Marginal items – the front spoiler lip, front and rear lights – have been tweaked, but it’s subtle stuff that would take a side-by-side comparison to spot.
The rear spoiler has vents under it to increase airflow into the engine, neatly avoiding any ugly apertures
Predictably, the more significant alterations have been forced on the designers by the requirements of the new engineering challenges beneath.
The two low-mounted turbochargers require plenty of additional cooling, so at the rear there’s a substantial and entirely new air intake system complete with a new grille and the extra vents required to chill the intercoolers now stationed at the extremities.
Even the new active aerodynamics – a tech carryover from the 918 Spyder – can be deployed to assist with heat management, the variable rear spoiler being extendable at low speeds so that more air might find its way inside the engine bay when operating temperatures are high.
In base format, it develops 365bhp; as tested here, it’s at 414bhp. Both are a 20bhp improvement over their forebears and are capable of revving to 7500rpm (although their performance peaks at 6500rpm). The real boon, though, as you might expect, is in torque delivery.

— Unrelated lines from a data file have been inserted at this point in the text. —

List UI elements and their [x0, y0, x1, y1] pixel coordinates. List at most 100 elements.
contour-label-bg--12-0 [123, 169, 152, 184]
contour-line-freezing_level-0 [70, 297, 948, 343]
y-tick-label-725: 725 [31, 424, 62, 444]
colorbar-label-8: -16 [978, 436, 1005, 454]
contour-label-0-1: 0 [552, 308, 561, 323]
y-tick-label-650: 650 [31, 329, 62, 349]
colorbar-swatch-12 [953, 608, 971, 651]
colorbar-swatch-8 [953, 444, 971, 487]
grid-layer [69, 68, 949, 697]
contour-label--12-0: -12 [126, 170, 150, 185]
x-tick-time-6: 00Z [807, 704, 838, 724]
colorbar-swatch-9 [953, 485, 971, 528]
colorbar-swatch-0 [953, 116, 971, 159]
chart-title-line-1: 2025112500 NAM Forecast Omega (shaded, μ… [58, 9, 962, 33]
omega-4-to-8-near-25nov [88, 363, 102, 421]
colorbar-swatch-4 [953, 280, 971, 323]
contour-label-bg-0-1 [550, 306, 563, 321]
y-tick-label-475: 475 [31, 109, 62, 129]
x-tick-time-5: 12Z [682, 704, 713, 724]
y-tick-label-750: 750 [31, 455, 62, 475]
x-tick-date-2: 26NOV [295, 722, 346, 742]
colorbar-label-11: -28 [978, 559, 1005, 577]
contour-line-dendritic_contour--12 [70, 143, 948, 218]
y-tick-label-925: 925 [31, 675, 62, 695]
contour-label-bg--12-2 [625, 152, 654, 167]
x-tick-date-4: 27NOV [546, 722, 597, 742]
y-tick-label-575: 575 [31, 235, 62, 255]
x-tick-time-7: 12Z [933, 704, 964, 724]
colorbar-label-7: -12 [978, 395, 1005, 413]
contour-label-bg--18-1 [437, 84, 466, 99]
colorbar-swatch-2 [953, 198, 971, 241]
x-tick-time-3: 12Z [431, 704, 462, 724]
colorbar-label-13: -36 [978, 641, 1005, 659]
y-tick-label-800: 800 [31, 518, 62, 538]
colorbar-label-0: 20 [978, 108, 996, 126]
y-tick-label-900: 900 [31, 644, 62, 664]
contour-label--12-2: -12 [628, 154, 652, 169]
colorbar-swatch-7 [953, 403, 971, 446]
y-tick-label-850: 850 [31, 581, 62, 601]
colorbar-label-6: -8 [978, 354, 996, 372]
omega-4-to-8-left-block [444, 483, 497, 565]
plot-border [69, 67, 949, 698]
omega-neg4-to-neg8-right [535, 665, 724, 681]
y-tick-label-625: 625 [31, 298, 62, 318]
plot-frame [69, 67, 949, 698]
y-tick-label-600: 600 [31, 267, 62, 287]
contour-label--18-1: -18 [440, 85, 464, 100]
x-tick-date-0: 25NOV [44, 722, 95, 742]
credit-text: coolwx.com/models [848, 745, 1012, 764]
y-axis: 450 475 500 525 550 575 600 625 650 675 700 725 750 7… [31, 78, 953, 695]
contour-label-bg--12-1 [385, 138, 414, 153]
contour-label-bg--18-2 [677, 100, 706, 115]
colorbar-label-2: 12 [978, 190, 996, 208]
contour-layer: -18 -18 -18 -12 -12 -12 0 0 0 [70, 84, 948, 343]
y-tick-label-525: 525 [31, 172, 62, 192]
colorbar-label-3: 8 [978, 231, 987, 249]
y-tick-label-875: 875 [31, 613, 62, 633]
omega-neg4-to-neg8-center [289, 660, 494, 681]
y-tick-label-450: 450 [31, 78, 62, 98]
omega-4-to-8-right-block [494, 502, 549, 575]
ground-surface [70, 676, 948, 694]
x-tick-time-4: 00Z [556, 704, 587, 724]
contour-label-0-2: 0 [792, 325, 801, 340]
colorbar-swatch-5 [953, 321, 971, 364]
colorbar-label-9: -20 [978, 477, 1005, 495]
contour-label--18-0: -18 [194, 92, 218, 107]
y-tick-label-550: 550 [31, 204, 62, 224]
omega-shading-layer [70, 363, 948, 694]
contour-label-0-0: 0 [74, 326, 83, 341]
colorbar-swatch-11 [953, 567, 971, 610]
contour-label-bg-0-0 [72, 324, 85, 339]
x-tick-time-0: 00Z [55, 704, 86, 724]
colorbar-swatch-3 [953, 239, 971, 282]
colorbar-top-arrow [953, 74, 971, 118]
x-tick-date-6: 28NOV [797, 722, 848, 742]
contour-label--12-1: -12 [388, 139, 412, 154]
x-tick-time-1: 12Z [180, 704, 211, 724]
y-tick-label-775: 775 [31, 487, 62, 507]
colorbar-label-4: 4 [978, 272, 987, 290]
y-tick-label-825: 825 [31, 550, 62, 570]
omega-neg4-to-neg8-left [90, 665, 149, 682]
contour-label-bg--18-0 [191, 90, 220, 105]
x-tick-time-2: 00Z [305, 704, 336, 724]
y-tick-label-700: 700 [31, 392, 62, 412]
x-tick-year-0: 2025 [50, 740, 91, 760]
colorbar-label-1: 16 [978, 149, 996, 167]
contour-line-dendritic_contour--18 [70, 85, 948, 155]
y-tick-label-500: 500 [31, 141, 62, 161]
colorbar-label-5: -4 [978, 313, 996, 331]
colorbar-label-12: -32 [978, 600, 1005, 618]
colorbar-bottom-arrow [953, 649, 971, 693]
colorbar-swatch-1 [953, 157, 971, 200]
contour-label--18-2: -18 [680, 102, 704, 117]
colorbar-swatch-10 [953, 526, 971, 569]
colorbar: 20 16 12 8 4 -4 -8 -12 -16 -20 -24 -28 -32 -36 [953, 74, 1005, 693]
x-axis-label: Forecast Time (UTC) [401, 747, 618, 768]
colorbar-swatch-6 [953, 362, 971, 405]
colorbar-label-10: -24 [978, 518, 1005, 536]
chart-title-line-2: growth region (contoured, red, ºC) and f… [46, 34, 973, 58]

Porsche has lengthened the gear ratios on its seven-speed transmission to suit the new-found amenability and introduced a two-disc clutch to the manual version to make it easier to operate. Tellingly, the dual-mass flywheel also gets a centrifugal pendulum to help temper drivetrain vibrations, making the 911 more refined when accelerating from low revs in higher ratios. It is also important to point out that the GT3 has also returned in manual form too.
If the above indicates something of a fundamental shift in Porsche driving style, the modifications to the chassis are of the more conventional sort.
The facelifted car sits 10mm lower on now-standard PASM adaptive suspension, gets rebound buffer springs all round and acquires half an inch of extra tyre width at the back to cope with the extra torque. Active rear-wheel steering (introduced in the 991 GT3 and Turbo) and a front axle nose-raiser have also been added to the typically extensive options list.